PHILADELPHIA, PENNSYLVANIA—The Penn Institute for Urban Research (Penn IUR) and University of Pennsylvania Stuart Weitzman School of Design (Weitzman School) are pleased to announce the formal launch of the Lab on Urban Informality and Sustainable Urban Development, a project that consolidates and supports efforts throughout the University of Pennsylvania that explore the way informality is shaping sustainable urban development.

Today’s metropolises are expanding rapidly— cities of the Global South are experiencing annual growth rates sometimes exceeding three or four percent—and this growth is coinciding with the proliferation of informality in all aspects of life.

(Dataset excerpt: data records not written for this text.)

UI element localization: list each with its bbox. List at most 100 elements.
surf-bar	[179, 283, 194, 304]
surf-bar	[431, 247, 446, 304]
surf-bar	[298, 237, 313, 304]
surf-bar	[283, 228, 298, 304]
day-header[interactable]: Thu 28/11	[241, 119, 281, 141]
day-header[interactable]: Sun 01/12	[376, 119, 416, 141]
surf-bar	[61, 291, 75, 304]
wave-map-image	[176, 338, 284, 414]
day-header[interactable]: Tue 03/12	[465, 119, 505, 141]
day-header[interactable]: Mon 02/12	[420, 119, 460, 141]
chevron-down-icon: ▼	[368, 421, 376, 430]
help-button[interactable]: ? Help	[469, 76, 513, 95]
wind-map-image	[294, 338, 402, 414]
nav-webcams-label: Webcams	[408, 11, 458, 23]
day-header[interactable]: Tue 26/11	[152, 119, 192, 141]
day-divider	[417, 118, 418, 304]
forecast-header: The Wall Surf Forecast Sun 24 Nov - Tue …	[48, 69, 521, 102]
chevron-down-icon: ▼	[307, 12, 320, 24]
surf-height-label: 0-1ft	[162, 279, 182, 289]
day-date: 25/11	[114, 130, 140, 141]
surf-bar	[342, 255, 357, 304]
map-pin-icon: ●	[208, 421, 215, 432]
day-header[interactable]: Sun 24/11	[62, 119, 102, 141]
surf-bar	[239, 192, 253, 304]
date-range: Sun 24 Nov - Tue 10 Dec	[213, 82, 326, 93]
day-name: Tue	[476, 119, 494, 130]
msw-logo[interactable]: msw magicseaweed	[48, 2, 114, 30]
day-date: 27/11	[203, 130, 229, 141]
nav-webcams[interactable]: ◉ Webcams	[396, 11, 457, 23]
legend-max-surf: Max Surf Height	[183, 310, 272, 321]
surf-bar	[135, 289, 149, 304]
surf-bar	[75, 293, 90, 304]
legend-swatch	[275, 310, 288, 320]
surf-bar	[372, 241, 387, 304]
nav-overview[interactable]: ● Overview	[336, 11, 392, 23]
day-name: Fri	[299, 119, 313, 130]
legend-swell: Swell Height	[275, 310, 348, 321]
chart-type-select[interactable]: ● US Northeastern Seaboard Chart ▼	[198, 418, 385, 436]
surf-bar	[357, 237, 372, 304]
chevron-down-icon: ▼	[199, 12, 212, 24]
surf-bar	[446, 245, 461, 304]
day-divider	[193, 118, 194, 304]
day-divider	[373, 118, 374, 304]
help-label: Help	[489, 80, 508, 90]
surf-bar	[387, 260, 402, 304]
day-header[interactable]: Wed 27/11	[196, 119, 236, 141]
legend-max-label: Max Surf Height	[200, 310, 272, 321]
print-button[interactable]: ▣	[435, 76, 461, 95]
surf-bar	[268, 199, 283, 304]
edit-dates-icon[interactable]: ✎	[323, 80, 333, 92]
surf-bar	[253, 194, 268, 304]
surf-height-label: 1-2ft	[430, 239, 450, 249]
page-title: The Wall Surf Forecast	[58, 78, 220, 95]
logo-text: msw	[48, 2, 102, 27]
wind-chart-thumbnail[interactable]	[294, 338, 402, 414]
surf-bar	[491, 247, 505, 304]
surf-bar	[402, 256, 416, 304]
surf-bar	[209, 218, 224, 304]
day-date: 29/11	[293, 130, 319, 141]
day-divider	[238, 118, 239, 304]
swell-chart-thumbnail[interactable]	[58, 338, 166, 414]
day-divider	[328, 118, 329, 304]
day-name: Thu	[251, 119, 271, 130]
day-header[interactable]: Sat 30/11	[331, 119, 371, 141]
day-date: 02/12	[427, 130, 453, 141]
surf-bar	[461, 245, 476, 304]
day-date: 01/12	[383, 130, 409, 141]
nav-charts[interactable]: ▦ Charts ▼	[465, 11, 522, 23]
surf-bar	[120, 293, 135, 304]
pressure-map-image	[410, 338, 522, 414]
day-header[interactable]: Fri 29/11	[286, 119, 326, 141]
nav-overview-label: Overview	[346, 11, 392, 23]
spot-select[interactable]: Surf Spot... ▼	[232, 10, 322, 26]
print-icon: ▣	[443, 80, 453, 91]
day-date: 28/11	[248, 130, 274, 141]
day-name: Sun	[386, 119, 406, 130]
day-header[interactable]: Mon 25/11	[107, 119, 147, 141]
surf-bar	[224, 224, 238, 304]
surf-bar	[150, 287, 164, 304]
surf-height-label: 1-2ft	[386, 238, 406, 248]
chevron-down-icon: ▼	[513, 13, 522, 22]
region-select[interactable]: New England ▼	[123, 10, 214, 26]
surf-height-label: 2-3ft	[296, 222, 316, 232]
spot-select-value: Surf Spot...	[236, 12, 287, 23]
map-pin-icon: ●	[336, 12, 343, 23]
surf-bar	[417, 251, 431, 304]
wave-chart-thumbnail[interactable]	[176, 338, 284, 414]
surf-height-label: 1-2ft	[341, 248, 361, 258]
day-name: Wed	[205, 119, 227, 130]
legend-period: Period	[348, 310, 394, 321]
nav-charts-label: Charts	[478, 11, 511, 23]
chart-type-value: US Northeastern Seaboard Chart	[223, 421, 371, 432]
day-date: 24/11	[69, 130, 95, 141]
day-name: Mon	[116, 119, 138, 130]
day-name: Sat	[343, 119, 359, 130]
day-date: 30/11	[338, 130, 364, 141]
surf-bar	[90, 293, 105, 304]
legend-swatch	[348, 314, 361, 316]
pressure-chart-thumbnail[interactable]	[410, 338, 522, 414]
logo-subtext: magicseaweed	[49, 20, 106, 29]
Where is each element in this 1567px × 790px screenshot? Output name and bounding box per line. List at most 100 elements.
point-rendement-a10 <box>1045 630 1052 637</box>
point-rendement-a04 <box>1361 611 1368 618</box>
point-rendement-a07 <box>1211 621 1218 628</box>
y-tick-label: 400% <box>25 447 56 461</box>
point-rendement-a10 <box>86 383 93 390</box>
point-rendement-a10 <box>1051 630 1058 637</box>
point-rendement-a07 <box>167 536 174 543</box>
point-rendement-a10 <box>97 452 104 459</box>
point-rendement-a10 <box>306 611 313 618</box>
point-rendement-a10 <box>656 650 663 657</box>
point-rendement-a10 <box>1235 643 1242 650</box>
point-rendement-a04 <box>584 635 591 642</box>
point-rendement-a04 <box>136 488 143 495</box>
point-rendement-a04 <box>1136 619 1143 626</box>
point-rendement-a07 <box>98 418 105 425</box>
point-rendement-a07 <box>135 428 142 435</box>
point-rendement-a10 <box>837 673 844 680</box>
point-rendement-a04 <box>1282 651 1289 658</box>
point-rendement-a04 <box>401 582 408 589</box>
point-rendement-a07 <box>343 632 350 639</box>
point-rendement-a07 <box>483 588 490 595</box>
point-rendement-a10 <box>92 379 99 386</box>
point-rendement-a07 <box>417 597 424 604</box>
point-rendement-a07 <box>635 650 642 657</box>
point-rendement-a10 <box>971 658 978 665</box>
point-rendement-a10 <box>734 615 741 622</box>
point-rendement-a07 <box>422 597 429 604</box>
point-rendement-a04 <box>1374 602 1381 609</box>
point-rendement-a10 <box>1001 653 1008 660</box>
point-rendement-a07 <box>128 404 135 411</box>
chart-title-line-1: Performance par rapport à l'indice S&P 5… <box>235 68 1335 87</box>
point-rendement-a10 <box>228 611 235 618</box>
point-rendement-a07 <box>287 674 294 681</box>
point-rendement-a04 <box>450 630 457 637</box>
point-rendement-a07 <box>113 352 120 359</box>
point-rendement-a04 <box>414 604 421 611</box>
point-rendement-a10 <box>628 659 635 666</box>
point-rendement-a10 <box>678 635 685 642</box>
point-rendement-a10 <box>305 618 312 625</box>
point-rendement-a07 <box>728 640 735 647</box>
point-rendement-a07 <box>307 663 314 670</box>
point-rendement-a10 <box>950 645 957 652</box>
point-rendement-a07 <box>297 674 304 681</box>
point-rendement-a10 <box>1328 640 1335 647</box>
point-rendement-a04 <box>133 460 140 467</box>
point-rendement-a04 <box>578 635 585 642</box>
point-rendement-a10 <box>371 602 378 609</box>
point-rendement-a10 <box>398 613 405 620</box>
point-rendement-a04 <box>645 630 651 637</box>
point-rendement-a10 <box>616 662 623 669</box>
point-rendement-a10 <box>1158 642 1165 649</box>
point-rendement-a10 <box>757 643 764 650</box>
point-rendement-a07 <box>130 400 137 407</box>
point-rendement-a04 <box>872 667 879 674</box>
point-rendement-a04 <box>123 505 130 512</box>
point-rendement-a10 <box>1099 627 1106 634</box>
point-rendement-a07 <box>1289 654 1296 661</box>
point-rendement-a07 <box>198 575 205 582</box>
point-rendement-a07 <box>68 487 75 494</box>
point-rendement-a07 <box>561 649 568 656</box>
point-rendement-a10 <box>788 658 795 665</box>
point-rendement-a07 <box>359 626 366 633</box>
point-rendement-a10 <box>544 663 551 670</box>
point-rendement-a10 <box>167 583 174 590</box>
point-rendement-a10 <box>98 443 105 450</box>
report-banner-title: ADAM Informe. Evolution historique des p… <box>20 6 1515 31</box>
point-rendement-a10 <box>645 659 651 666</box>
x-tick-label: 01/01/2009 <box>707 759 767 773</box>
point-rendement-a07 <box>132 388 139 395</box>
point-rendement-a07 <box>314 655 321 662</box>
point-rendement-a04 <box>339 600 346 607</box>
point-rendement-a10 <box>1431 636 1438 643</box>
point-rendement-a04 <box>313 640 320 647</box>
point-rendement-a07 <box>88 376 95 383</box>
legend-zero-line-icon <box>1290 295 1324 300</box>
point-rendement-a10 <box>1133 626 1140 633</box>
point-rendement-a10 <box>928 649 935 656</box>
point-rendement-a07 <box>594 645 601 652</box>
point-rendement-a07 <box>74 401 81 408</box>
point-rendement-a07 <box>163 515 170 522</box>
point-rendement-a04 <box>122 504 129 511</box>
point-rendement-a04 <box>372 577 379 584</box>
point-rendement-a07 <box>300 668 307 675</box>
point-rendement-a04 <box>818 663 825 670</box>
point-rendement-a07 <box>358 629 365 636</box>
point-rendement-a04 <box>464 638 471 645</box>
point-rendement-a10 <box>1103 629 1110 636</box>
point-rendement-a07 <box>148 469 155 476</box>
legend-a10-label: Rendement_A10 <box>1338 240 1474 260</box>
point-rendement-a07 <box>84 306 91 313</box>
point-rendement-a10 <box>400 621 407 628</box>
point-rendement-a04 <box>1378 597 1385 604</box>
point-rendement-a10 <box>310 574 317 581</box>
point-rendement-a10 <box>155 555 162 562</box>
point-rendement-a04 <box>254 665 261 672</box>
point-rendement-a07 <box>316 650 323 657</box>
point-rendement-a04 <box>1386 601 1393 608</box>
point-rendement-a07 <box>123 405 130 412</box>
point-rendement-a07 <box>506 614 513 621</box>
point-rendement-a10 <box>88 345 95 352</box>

The Lab, led by Penn IUR Co-Director Eugenie Birch and Penn IUR Faculty Fellow Erick Guerra, both faculty of the Weitzman School, aims to generate research and knowledge about informality in all of its many forms. The Lab considers multiple interpretations of informality: a form of marginalization from formal society, a semi-integration into formal society, or a rational form of survival within state-sanctioned institutional arrangements. As such, the Lab looks at the systematic forces that drive informality, and how these forces manifest themselves in various sectors, including housing, employment, transport, energy, and service delivery.

Birch and Guerra have already been working to drive research and projects in this area. Projects already underway or completed include:  several publications including Slums, How Informal Real Estate Markets Work (University of Pennsylvania Press, 2016) and Beyond Mobility: Planning Cities for People and Projects (Island Press, 2017); convenings such as “Why Cities? Informality as a Way of Life: Challenges to Sustainable Urban Development,” an April 2019 roundtable aimed to align current research and initiatives on informality; support of doctoral research; and an April 2019 photo contest on the theme of urban informality.

The new Lab on Urban Informality and Sustainable Urban Development will formally integrate, consolidate and promote the University’s recent and future data collection and research to develop new knowledge in this area.